Nuestra mayor desgracia --y hemos tenido muchas-- consiste en ser vecinos de Estados Unidos. La doctrina Monroe ordenaba que América fuera para los americanos y Europa para los europeos. Ni unos ni otros podían intervenir en el continente ajeno; Estados Unidos aconsejaría y ayudaría de modo fraternal a las ex colonias españolas. Esa generosa ley pronto se relegó al olvido con la apropiación primero de Texas y más tarde con la de la mitad de nuestro territorio. Desde entonces hemos sufrido agresiones y hoy mismo se prohíbe la pesca de atún y la entrada a Estados Unidos de hierro, acero, cemento y hasta de los aguacates y jitomates mexicanos (regalo de México al mundo) y de todo lo que les haga competencia a sus productos.
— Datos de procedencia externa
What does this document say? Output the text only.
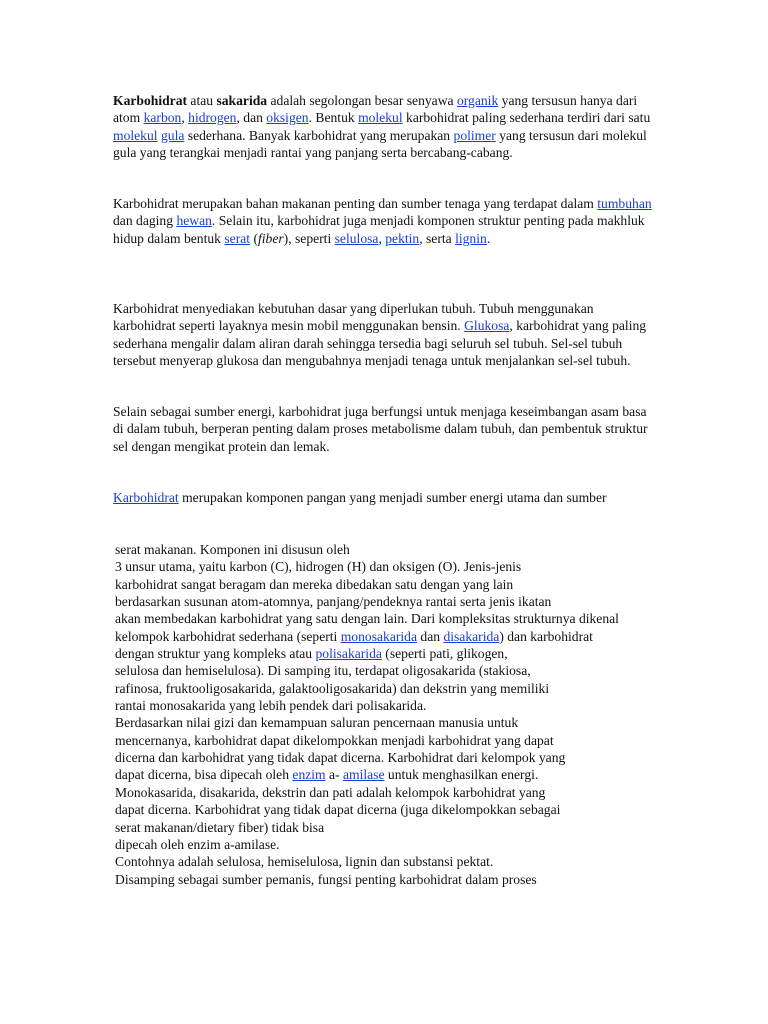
Karbohidrat atau sakarida adalah segolongan besar senyawa organik yang tersusun hanya dari atom karbon, hidrogen, dan oksigen. Bentuk molekul karbohidrat paling sederhana terdiri dari satu molekul gula sederhana. Banyak karbohidrat yang merupakan polimer yang tersusun dari molekul gula yang terangkai menjadi rantai yang panjang serta bercabang-cabang.

Karbohidrat merupakan bahan makanan penting dan sumber tenaga yang terdapat dalam tumbuhan dan daging hewan. Selain itu, karbohidrat juga menjadi komponen struktur penting pada makhluk hidup dalam bentuk serat (fiber), seperti selulosa, pektin, serta lignin.

Karbohidrat menyediakan kebutuhan dasar yang diperlukan tubuh. Tubuh menggunakan karbohidrat seperti layaknya mesin mobil menggunakan bensin. Glukosa, karbohidrat yang paling sederhana mengalir dalam aliran darah sehingga tersedia bagi seluruh sel tubuh. Sel-sel tubuh tersebut menyerap glukosa dan mengubahnya menjadi tenaga untuk menjalankan sel-sel tubuh.

Selain sebagai sumber energi, karbohidrat juga berfungsi untuk menjaga keseimbangan asam basa di dalam tubuh, berperan penting dalam proses metabolisme dalam tubuh, dan pembentuk struktur sel dengan mengikat protein dan lemak.

Karbohidrat merupakan komponen pangan yang menjadi sumber energi utama dan sumber

serat makanan. Komponen ini disusun oleh
3 unsur utama, yaitu karbon (C), hidrogen (H) dan oksigen (O). Jenis-jenis
karbohidrat sangat beragam dan mereka dibedakan satu dengan yang lain
berdasarkan susunan atom-atomnya, panjang/pendeknya rantai serta jenis ikatan
akan membedakan karbohidrat yang satu dengan lain. Dari kompleksitas strukturnya dikenal
kelompok karbohidrat sederhana (seperti monosakarida dan disakarida) dan karbohidrat
dengan struktur yang kompleks atau polisakarida (seperti pati, glikogen,
selulosa dan hemiselulosa). Di samping itu, terdapat oligosakarida (stakiosa,
rafinosa, fruktooligosakarida, galaktooligosakarida) dan dekstrin yang memiliki
rantai monosakarida yang lebih pendek dari polisakarida.
Berdasarkan nilai gizi dan kemampuan saluran pencernaan manusia untuk
mencernanya, karbohidrat dapat dikelompokkan menjadi karbohidrat yang dapat
dicerna dan karbohidrat yang tidak dapat dicerna. Karbohidrat dari kelompok yang
dapat dicerna, bisa dipecah oleh enzim a- amilase untuk menghasilkan energi.
Monokasarida, disakarida, dekstrin dan pati adalah kelompok karbohidrat yang
dapat dicerna. Karbohidrat yang tidak dapat dicerna (juga dikelompokkan sebagai
serat makanan/dietary fiber) tidak bisa
dipecah oleh enzim a-amilase.
Contohnya adalah selulosa, hemiselulosa, lignin dan substansi pektat.
Disamping sebagai sumber pemanis, fungsi penting karbohidrat dalam proses
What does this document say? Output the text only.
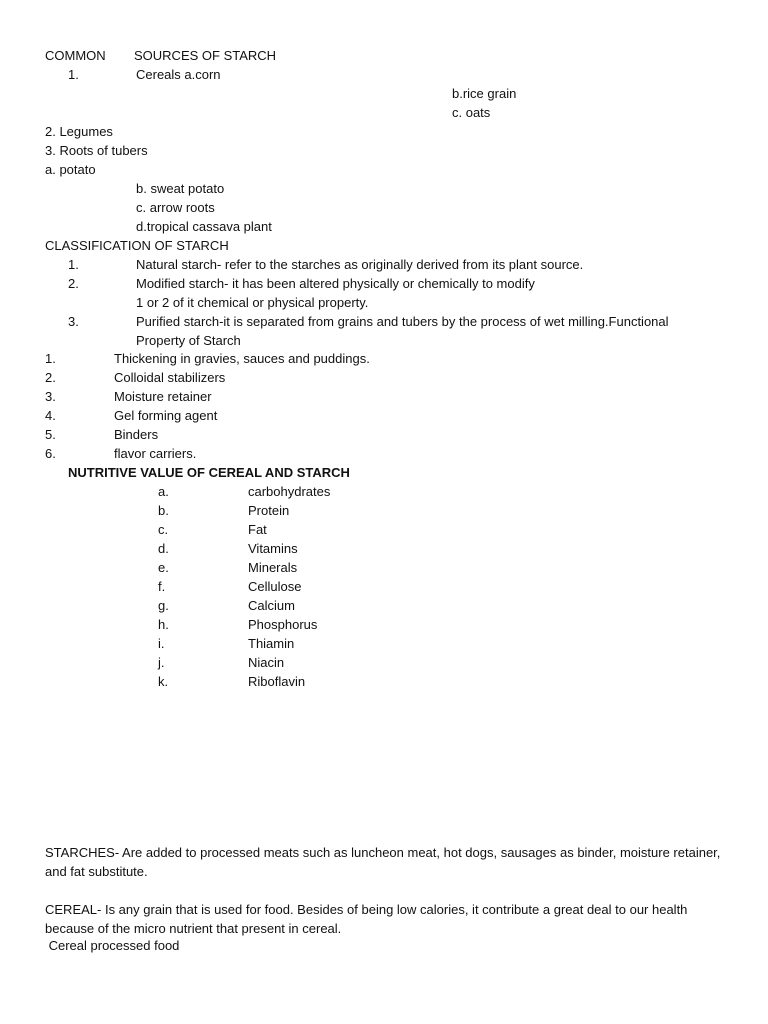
COMMON SOURCES OF STARCH
1.	Cereals a.corn
b.rice grain
c. oats
2. Legumes
3. Roots of tubers
a. potato
b. sweat potato
c. arrow roots
d.tropical cassava plant
CLASSIFICATION OF STARCH
1.	Natural starch- refer to the starches as originally derived from its plant source.
2.	Modified starch- it has been altered physically or chemically to modify
1 or 2 of it chemical or physical property.
3.	Purified starch-it is separated from grains and tubers by the process of wet milling.Functional
Property of Starch
1.	Thickening in gravies, sauces and puddings.
2.	Colloidal stabilizers
3.	Moisture retainer
4.	Gel forming agent
5.	Binders
6.	flavor carriers.
NUTRITIVE VALUE OF CEREAL AND STARCH
a.	carbohydrates
b.	Protein
c.	Fat
d.	Vitamins
e.	Minerals
f.	Cellulose
g.	Calcium
h.	Phosphorus
i.	Thiamin
j.	Niacin
k.	Riboflavin
STARCHES- Are added to processed meats such as luncheon meat, hot dogs, sausages as binder, moisture retainer, and fat substitute.
CEREAL- Is any grain that is used for food. Besides of being low calories, it contribute a great deal to our health because of the micro nutrient that present in cereal.
Cereal processed food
Si los mexicanos somos racistas, los estadunidenses lo son mucho más. Odian a los negros y a los inmigrantes hispanoamericanos. Han cercado la frontera; a veces golpean a ilegales y los deportan, a pesar de que los inmigrantes hacen trabajos que desdeñan los yanquis y colaboran al crecimiento de su economía.
Ya no somos amigos de Estados Unidos, sino sus enemigos. Si nos prestan dinero es con la intención de cobrar grandes intereses.
Gabriel García Márquez ha escrito Historia de un secuestro, un libro estremecedor, y yo me pregunto: ¿por qué sufren los colombianos? Sufren porque más de 20 millones de estadunidenses son drogadictos. Y México parece acercarse al problema colombiano.
El presidente Clinton ha prometido ejercitar a los mexicanos para combatir a las mafias de narcotraficantes. Resulta irónico pues si Estados Unidos no puede (o no quiere) abatir a sus mafias, ¿cómo van a enseñarnos a hacerlo? En México han sido aprehendidos importantes capos de la mafia, mientras que en Estados Unidos no ha caído ninguno.